Apalagi janji-janji Soekarno masih begitu terpatri dalam setiap ingatan rakyat Aceh, sehingga sulit dipercaya jika janji itu akan dikhianati dikemudian hari. Bak seorang negarawan sejati tentu akan mengambil kesimpulan yang sama dengan Daud Beureueh.
Abu sendiri dalam menilai persoalan ini tetap merujuk pada logika agama. Namun di sisi lain Abu juga melihat dengan ilmu hakikah atau disebut ilmu firasat (laduni). Salah satu ilmu yang diberikan Allah SWT kepada para walinya yang telah mencapai maqam ma’rifah, sehingga sulit bagi awam untuk mengerti pada awalnya.

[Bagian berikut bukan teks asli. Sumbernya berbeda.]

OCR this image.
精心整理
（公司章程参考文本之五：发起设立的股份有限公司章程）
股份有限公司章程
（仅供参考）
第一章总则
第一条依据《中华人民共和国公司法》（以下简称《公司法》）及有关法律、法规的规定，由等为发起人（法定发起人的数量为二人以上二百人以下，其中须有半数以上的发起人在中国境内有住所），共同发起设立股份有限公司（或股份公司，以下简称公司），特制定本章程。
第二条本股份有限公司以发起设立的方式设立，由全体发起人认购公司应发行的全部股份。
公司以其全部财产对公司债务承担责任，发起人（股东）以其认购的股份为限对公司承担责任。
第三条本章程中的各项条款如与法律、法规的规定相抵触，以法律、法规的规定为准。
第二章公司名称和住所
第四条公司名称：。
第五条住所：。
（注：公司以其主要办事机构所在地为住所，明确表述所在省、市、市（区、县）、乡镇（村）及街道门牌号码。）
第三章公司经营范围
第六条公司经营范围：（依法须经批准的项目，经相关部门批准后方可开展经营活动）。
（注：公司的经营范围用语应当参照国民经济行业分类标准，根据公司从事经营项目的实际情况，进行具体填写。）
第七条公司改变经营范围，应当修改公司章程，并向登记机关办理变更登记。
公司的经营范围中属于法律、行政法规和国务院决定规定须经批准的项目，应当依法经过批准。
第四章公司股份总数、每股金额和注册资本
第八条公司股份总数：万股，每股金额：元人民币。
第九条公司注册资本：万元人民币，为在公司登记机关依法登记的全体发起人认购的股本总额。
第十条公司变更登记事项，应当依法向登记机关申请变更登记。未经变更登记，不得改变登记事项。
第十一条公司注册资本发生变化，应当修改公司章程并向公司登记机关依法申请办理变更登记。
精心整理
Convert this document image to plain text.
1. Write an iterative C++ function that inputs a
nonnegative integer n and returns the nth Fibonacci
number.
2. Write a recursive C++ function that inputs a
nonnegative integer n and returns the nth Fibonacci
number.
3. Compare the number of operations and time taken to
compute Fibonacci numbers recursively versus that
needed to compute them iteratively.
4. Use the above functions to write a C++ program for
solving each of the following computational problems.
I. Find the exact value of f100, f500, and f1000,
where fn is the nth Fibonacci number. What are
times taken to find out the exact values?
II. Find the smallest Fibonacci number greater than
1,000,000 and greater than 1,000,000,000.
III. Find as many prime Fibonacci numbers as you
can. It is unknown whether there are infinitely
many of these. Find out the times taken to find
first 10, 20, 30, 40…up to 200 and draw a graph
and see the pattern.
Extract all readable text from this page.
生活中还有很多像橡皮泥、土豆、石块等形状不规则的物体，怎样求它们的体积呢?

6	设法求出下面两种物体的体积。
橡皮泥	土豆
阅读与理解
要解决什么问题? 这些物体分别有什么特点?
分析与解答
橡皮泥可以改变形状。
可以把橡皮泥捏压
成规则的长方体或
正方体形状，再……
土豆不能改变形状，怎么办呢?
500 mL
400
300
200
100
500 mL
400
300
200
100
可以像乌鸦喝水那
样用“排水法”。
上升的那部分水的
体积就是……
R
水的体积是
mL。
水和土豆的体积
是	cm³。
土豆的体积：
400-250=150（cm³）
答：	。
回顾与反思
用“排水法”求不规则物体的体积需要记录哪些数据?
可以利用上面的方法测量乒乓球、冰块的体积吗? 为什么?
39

Jelas sekali padangan Abu sangat bertolak belakang jika merujuk apa yang terjadi pada Maklumat Ulama sebelumnya. Namun bagi orang yang paham sikap dan pola pikir Abu dalam mengambil suatu keputusan, tentu akan menjadi jelas dan mudah mengerti.
Melihat kondisi awal kemerdekaan, menjadi alasan bahwa mengharamkan umat Islam keluar dari ketaatan pemimpin jika sudah terpilih atau diakui secara mayoritas, walaupun pemimpin itu fasiq atau jahat, selama ia tidak mengharamkan umat untuk mengerjakan salat dan farzu lainnya. Maka menurut pemahaman sunni, pemimpin itu harus tetap ditaati, walau boleh dibenci.
Lain halnya saat Indonesia pascaagresi militer, di mana Pemerintah RI sudah lumpuh dan tak bisa lagi berjalan sebagaimana mestinya. Meskipun demikian situasi di Bukit Tinggi tak lagi aman. Bahkan Daud Beureueh meminta Presiden PDRI waktu itu Syafruddin Prawinegara hijrah ke Aceh, sehingga pemerintahan RI masih dapat dipertahankan.
Oleh karena itu, secara hukum agama, Aceh sudah memiliki momentum yang tepat dan boleh untuk mengumumkan negaranya sendiri demi menghindari kevakuman pemimpin dan pemerintahan, di mana kehilangan pemimpin menurut ajaran agama dan keyakinan Abu sangat dilarang dalam agama, seperti dalam salah satu riwayat ulama fiqih mengatakan:
“Enam puluh tahun di bawah pemerintahan imam yang jahat lebih baik dari semalam tanpa pemimpin.”
Jadi, bisa dikatakan, tak ada kontradiksi antara kedua pandangan Abu dalam hal ini. Sebab pandangan tersebut berada dalam situasi dan kondisi negara yang sangat berbeda. Berbagai sikap politik Abu untuk mendukung dan lepas dari RI juga berpijak atas dasar agama dan dalil-dalil seperti ayat Alquran dan Hadis, Ijma serta kajian terhadap ilmu Fiqh Siyasah. Kini Abu telah tiada, manusia yang hanya bisa berencana namun takdir Allah untuk menentukan apa yang berlaku. Wallahua’lam. (Oleh Aulia Fitri, Penulis, salah satu pendiri dan penggiat di Komunitas Aceh Blogger.Kutipan dari Sosok Abu Krueng Kalee di kancah Nusantara, Rubrik Fokus Harian Aceh.)